Battery energy storage for buildings and communities: sizing and control strategies for multiple services and objectives

Renewable electricity generators (REG), such as wind turbines and photovoltaics, reduce fossil-fuel use and greenhouse gas (GHG) emissions. However, their output does not match electricity demands and consequently requires technology to act as an intermediary. The objective of this research program is to develop control strategies for battery energy storage systems (BESS) that are suitable for buildings connected to the electricity grid. BESS are uniquely suitable storage for buildings as they are sealed and highly efficient. Co-locating BESS in buildings and communities with REG (e.g. net-zero energy buildings) has several advantages compared to centralized storage, demand side management, and thermal storage; including: (1) charge/discharge of electricity, (2) efficiency because of proximity to distributed generators and demands, and (3) no influence upon building occupants. Several BESS models have been proposed, however they are not comprehensive in their treatment of control strategies and they lack experimental data for calibration.This research will address these knowledge deficiencies by creating optimal sizing methods and comprehensive BESS control strategies for buildings and communities.
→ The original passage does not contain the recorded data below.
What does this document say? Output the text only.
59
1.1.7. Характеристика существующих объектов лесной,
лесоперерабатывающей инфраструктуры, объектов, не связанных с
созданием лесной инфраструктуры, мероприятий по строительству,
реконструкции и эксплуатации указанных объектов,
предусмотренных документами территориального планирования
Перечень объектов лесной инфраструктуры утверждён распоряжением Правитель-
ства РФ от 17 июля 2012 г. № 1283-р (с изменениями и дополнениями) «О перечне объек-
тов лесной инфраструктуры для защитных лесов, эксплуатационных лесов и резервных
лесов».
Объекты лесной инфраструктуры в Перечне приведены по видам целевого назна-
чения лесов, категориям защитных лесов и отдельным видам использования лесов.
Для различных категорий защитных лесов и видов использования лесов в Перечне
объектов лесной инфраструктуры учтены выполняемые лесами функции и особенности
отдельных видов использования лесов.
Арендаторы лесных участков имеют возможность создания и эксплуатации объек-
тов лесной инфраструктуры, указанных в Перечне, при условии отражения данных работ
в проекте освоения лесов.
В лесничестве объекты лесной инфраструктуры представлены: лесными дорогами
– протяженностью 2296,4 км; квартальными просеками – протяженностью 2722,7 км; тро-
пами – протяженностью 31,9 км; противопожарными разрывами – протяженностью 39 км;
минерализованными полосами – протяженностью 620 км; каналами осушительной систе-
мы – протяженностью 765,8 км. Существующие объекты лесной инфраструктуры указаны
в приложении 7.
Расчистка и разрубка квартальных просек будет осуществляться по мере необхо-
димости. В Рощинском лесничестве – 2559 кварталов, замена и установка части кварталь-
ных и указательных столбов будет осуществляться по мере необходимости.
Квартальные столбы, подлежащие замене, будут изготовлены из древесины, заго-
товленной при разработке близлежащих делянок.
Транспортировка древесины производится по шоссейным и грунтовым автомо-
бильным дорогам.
The new sizing and control strategy will simultaneously incorporate characteristics of renewable resources (wind, sun, tides), buildings (heat/cooling, lighting, appliances), electricity grid (ramp rate, min/max capacity), and batteries (power, capacity, efficiency, life). The strategy will decide to charge/discharge/standby on the basis of maximizing benefits to the REG, electricity grid manager, and building manager, so as to achieve technical, economic, or GHG emissions objectives. Experiments will be carried out using advanced battery technologies and power-cyclers to provide real operational data for calibrating these BESS control strategy models. Models of the control strategy will be integrated within existing building simulation software and community level REG models, thereby enabling energy management and construction industries to design and specifying building integrated BESS.